За мутным окном уже по-весеннему рано светало, а господин Лукьяненков всё так же продолжал кромсать перочинным ножичком собственный труп, сизый от ужаса. Когда остервенение г-на Лукьяненкова помалу утихло, он изнеможенно рухнул на постель с подгнившими кровавыми пятнами и безучастно уставился в окно.

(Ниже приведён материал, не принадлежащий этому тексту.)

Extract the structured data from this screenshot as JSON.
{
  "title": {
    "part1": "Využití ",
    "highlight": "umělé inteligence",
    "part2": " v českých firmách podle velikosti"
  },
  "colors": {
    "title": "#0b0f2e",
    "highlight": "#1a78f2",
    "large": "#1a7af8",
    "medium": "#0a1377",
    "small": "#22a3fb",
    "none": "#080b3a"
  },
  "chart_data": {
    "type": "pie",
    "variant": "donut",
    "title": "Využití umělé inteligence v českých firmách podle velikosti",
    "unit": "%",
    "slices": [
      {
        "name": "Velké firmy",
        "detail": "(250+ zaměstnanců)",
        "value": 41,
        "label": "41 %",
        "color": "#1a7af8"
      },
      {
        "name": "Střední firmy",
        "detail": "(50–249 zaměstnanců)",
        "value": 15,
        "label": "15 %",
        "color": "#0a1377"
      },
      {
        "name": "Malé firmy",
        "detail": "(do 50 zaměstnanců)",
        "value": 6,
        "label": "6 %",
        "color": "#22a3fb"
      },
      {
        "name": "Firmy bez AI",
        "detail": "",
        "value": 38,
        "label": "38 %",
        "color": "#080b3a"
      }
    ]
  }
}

В том году первые апрельские дни выдались нелепо тёплыми – солнце беспощадно давило шершавые застекленные лужи с отраженными в них увядшими лицами. Насмешливо постукивала своими плевками о мостовые капель. Порою она таяла на рыхлой мякоти чьего-то засаленного тела, несшего свежий номер пустых, как белый сон, «Известий».
Вон, из-за этого угла – зияют на серых полотнах лиц сухие удивленные рты, как бесстыже разрытые могилы. В соседнем магазине шары глаз выкатились в чужую белизну с застывшим багрянцем и черными тенями костлявых пальцев.
Коснувшись взглядом пляшущего блика на жестяной крыше соседнего дома, Лукьяненков чуть было нырнул в воздушную перину прохладной дрёмы, но был вброшен обратно чьим-то гнусавым: «Бааа, Митя! Ты еще не помер, что ль?»
Вошедший был мужчина лет тридцати, с тонкими, почти женскими чертами лица, но противно дребезжащим тенорком; однако, все вышеперечисленное не мешало ему быть двух метров росту и носить шерстяное пальто, водрузив на голову черный котелок.
Лукьяненков поморщился и просипел в ответ:
- Утром сегодня… - не договорив, он кивнул головой на труп, и откупорил бутылку припасенного самогона.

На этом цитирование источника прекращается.